Acta Crystallographica has been noted for the high quality of the papers that it produces, as well as the large impact that its papers have had on the field of crystallography. The current six journals form part of the journal portfolio of the IUCr, which is completed by the Journal of Applied Crystallography, the Journal of Synchrotron Radiation, the open-access IUCrJ and the open-access data publication IUCr Data.

==History==

Acta Crystallographica was established in conjunction with the foundation of the International Union of Crystallography in 1948. Both were established to maintain an international forum for crystallography after the Second World War had led to a loss of international subscription to, and the eventual nine-year closure of, the main pre-war crystallography journal, Zeitschrift für Kristallographie. The founding editor of Acta Crystallographica was P. P. Ewald, who wrote in the preface to the first issue
Acta Crystallographica is intended to offer a central place for publication and discussion of all research in this vast and ever-expanding field. It borders, naturally, on pure physics, chemistry, biology, mineralogy, technology and also on mathematics, but is distinguished by being concerned with the methods and results of investigating the arrangement of atoms in matter, particularly when that arrangement has regular features.

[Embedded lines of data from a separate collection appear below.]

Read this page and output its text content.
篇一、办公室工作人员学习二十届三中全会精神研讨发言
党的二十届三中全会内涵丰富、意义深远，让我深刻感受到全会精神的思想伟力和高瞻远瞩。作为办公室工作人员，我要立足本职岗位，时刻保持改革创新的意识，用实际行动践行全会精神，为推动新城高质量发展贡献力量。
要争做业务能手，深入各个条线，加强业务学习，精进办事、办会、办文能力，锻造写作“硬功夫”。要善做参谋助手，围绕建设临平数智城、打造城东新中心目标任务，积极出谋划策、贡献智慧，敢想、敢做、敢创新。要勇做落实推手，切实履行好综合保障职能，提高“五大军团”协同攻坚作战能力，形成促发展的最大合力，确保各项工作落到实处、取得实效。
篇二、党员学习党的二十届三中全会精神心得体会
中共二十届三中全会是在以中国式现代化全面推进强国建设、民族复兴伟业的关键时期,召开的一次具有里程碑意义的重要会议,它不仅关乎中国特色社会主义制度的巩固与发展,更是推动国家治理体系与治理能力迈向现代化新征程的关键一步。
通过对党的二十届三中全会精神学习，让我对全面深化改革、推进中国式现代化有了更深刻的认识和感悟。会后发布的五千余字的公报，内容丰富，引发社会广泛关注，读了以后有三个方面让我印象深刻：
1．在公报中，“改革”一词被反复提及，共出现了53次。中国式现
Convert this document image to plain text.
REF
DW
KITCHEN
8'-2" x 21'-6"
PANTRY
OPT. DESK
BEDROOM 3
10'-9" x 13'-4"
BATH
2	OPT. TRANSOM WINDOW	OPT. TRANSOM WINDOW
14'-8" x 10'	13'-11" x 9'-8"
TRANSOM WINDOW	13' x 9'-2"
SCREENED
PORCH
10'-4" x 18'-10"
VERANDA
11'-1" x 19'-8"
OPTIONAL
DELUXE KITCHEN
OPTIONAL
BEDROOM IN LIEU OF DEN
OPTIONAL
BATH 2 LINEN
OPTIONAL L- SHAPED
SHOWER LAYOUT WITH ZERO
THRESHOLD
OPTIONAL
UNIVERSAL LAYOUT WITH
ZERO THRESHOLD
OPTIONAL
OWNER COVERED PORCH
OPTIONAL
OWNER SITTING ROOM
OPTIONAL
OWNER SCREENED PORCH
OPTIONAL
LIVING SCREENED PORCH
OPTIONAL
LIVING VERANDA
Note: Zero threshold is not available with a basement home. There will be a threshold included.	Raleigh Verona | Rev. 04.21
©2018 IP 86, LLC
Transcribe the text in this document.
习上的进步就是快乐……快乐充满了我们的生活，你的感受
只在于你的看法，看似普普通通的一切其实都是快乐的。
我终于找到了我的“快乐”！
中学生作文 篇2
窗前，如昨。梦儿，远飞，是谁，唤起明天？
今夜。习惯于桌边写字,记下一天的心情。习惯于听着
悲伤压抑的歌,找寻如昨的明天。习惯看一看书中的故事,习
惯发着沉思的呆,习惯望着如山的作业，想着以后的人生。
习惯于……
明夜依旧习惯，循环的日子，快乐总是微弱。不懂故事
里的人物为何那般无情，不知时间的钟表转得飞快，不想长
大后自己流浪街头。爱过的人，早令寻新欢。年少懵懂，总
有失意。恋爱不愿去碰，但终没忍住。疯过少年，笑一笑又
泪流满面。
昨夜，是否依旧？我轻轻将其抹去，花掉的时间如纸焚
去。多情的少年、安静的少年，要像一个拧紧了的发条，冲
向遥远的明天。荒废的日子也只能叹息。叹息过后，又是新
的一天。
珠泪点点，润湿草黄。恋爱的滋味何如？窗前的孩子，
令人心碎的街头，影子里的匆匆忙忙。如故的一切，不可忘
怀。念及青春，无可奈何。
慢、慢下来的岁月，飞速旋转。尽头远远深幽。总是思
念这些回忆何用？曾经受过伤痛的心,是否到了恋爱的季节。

— P. P. Ewald, Acta Crystallographica, 1, 1 (1948)
 A steady increase in the number of submitted papers led to the journal being split into Section A, covering fundamental and theoretical studies, and Section B, dedicated to reports of structures, in 1968, together with a new journal, the Journal of Applied Crystallography. In 1983, Section C, devoted to the crystal structures of small molecules, was added, with Section B now focusing on biological, chemical, mineralogical and metallurgical crystallography. The rapid expansion in biological crystallography led to the launch of Section D in 1993. The journals launched online versions in 1999, and in 2000 the journals began to provide electronic article submission and subscription access online. This was followed by the launch of an online-only journal, Section E, for brief reports of new small-molecule structures, in 2001; this journal became fully open access in 2008. A second online-only journal, Section F, dedicated to short reports of macromolecular structures and reports on their crystallization, followed in 2005. The IUCr moved to online-only publication for all its journals from 2014.